È entrata in vigore la nuova legge che limita i sussidi sulla benzina in Iran. I prezzi sono saliti in poche ore del 75%. «Sono due mesi che lavoriamo per l’attuazione di questo piano nelle province e nelle aree rurali», ha assicurato il ministro dell’Interno Abdolreza Fazli. Il governo del tecnocrate Hassan Rohani è impegnato dal giorno del suo insediamento, nel giugno scorso, in una serie di riforme economiche che a febbraio avevano esteso il numero di famiglie disagiate, aventi diritto a beni alimentari a prezzi calmierati. D’altra parte, sono stati disposti aumenti per i canoni mensili dell’elettricità (saliti del 24%) e dell’acqua (20%).

Il piano di revisione di sussidi e imposte è entrato in vigore in varie fasi. Inoltre, in seguito all’accordo sul nucleare, firmato a Ginevra il 24 novembre scorso, Tehran ha visto crescere l’interesse degli investitori internazionali, motivati da una possibile eliminazione delle sanzioni contro il paese. Eppure, sebbene la crescita economica sembra vicina, i prezzi delle automobili e degli affitti restano altissimi. Il governo iraniano ha sempre tentato di contenere i prezzi della benzina, mantenendoli ai livelli più bassi nella regione.

E così i prezzi sono cresciuti ieri da 11 a 20 centesimi di euro al litro. In pochi anni, il prezzo del carburante è aumentato di circa sei volte. Mentre il prezzo del petrolio (insieme a diesel e gas naturali) per l’esportazione è salito da 19 a 28 centesimi al litro. Nelle ultime ore, si registrano code di automobilisti che tentano di assicurarsi un pieno di benzina ai prezzi precedenti all’entrata in vigore del piano del governo. Per questo, il capo dell’Unione dei distributori di benzina, Bijan Mohammadreza ha segnalato che «la gente sta stivando carburante in contenitori alternativi».

Non solo, proseguono le polemiche dopo il trasferimento del direttore della temibile prigione di Evin. Gholam Hosein Esmaili è stato nominato direttore generale del dipartimento giudiziario della provincia di Tehran.

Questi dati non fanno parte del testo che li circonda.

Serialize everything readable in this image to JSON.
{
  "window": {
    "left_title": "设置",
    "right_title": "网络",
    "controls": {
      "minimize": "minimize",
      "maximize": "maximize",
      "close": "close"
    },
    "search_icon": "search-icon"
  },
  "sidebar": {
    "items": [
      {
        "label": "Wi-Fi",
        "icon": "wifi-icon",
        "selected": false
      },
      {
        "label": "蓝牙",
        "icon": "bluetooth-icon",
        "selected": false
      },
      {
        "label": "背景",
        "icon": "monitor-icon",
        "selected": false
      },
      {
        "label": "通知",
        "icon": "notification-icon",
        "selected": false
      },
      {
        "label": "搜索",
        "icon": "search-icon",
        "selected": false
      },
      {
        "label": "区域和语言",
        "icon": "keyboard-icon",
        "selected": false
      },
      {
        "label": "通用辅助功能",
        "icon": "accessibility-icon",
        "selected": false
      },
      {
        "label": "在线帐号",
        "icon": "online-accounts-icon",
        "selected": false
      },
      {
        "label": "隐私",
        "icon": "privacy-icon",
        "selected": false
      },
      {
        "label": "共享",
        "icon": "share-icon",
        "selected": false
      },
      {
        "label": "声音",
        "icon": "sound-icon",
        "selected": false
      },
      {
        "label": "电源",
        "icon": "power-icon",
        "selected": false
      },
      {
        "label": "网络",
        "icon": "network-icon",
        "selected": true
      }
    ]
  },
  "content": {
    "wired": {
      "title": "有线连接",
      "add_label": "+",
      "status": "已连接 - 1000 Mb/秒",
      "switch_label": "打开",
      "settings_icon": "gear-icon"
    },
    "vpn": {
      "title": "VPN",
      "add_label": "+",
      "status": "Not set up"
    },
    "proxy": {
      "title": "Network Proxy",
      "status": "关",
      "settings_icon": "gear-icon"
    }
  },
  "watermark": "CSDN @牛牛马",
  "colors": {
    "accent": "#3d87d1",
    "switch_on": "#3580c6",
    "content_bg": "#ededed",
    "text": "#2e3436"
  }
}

L’avvicendamento è stato disposto dopo l’attacco contro alcuni prigionieri politici detenuti nel carcere. L’episodio risale alla scorsa settimana ed ha coinvolto la cella 350. Secondo il sito riformista Kalame, 100 affiliati alle forze di sicurezza hanno attaccato la cella del carcere di Evin. Oltre alle violenze, 30 detenuti sono stati feriti, altrettanti sono stati trasferiti in celle di isolamento e quattro sono stati portati in ospedale per le gravi ferite riportate.

Secondo l’agenzia Mehr, sarebbero stati ritrovati 11 telefoni satellitari e un computer portatile all’interno della cella (foto Reuters). Dopo le violenze, Esmaili aveva rilasciato un’intervista in cui negava i fatti. «Secondo le regole, operiamo un’ispezione mensile. Non rispondiamo alle accuse di siti anti-regime», aveva dichiarato l’ex direttore del carcere. I familiari dei detenuti hanno confermato l’attacco dopo aver visitato i loro parenti, trovandoli feriti, rasati e con lividi.

Le famiglie si erano assembrate intorno al parlamento e all’esterno dell’ufficio del presidente Hassan Rohani per chiedere un intervento del governo. Anche un gruppo di deputati ha chiesto un esame attento del caso: i parlamentari ritengono insufficienti le spiegazioni fornite nel corso di un’audizione da parte di Esmaili. Dal 2009, almeno sette prigionieri politici sono morti per tortura nel carcere di Evin. Come se non bastasse, il portavoce del sistema giudiziario Gholam Mohseni-Eje’i ha annunciato l’avvio del processo in contumacia contro alcuni dissidenti dell’Onda verde, le proteste contro la rielezione dell’ex presidente Mahmud Ahmadinejad nel 2009.